La surprise tient à ce que l'obstination, et la
méticulosité, d'un juge auront pu aboutir à reconstituer assez de liens
probants pour que soit retenue l'existence d'indices graves et concordants
s'agissant du financement par le régime de Kadhafi de la campagne
présidentielle sakoziste de 2007.
Notre
expédition militaire sur le sol libyen n'aura donc pas suffi pour prévenir une
mise au jour inopportunément et fâcheusement étayée de ce financement ? Pour
mettre hors d’état de nuire les pourvoyeurs de fonds – tandis que nos forces
spéciales, à ce qui se dit, prenait leur part dans l’élimination physique du
tyran à demi-fou désigné dans le rôle du donateur -, et pour faire taire les
autres témoins ? Et pour faire disparaître les preuves archivées à
Tripoli, ou pour rendre improductives celles conservées dans quelques très
discrets coffres forts de nos banques, françaises ou européennes ?

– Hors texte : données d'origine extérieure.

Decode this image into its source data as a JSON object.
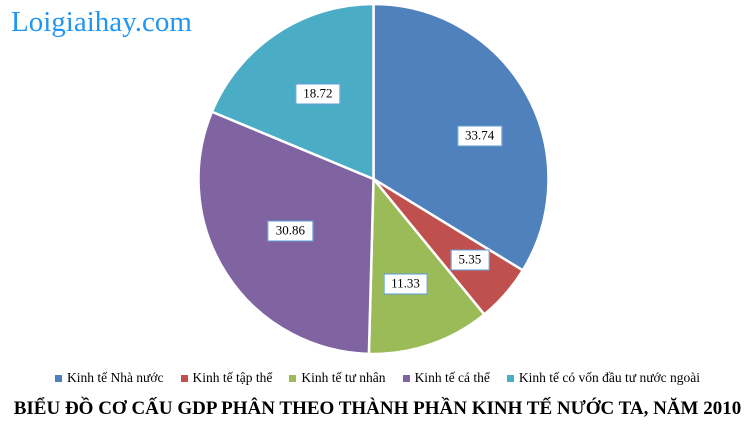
{
  "watermark": {
    "text": "Loigiaihay.com",
    "color": "#2196F3"
  },
  "chart_data": {
    "type": "pie",
    "title": "BIỂU ĐỒ CƠ CẤU GDP PHÂN THEO THÀNH PHẦN KINH TẾ NƯỚC TA, NĂM 2010",
    "unit": "%",
    "start_angle_deg": 0,
    "direction": "clockwise",
    "legend_position": "bottom",
    "label_box_border": "#5B9BD5",
    "slice_divider_color": "#FFFFFF",
    "slices": [
      {
        "label": "Kinh tế Nhà nước",
        "value": 33.74,
        "color": "#4F81BD"
      },
      {
        "label": "Kinh tế tập thể",
        "value": 5.35,
        "color": "#C0504D"
      },
      {
        "label": "Kinh tế tư nhân",
        "value": 11.33,
        "color": "#9BBB59"
      },
      {
        "label": "Kinh tế cá thể",
        "value": 30.86,
        "color": "#8064A2"
      },
      {
        "label": "Kinh tế có vốn đầu tư nước ngoài",
        "value": 18.72,
        "color": "#4BACC6"
      }
    ],
    "data_labels": [
      "33.74",
      "5.35",
      "11.33",
      "30.86",
      "18.72"
    ]
  }
}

Identiquement vaines auraient été ensuite des ‘’opérations spéciales’’ qu’on
imagine dédiées à des acteurs survivants aux écrits trop prolixes ou trop
précis - des survivants en sursis, personne chez ces gens-là n’étant,
semble-t-il, à l’abri d’une noyade hasardeuse dans les eaux froides et qui sait
torrentueuses du Danube …
La confirmation se trouve dans la réflexion qui comme
toujours, à propos du personnage en cause, vient spontanément à l'esprit de
l'observateur un tant soit peu réfléchi : quoiqu'il soit révélé des agissements
de Nicolas Sarkozy, quoiqu'il lui soit imputé, quoique la justice retienne à
son encontre, la question ne se pose pas vraiment de savoir s'il est, ou s'il
peut être, coupable ou non des faits qui lui sont reprochés.
Le
mouvement immédiat de la raison conduit à se dire que ces révélations, ces
imputations et ces mises en cause ciblent des actes que l'ancien président de
la République a pu, ou a dû, avoir commis parce qu'il était dans le propre de
sa nature de les commettre. Et plus encore, que tout ce que l'on sait, et tout
ce que l'on a vu de sa nature, tout ce qu'il a exposé en paroles et en actions
de cette nature, commandent la conviction, et jusque la certitude, de ce que sa
propension à commettre des actes entachés de bassesse et d’indignité a été, cas
par cas, invincible.
A
l'instar d'un parrain de la mafia ou
d’un très gros bonnet de la drogue,
la présomption de son innocence - qui s'impose certes indéfectiblement au juge
pénal - ne trace pas de chemin praticable pour l'esprit du public avisé.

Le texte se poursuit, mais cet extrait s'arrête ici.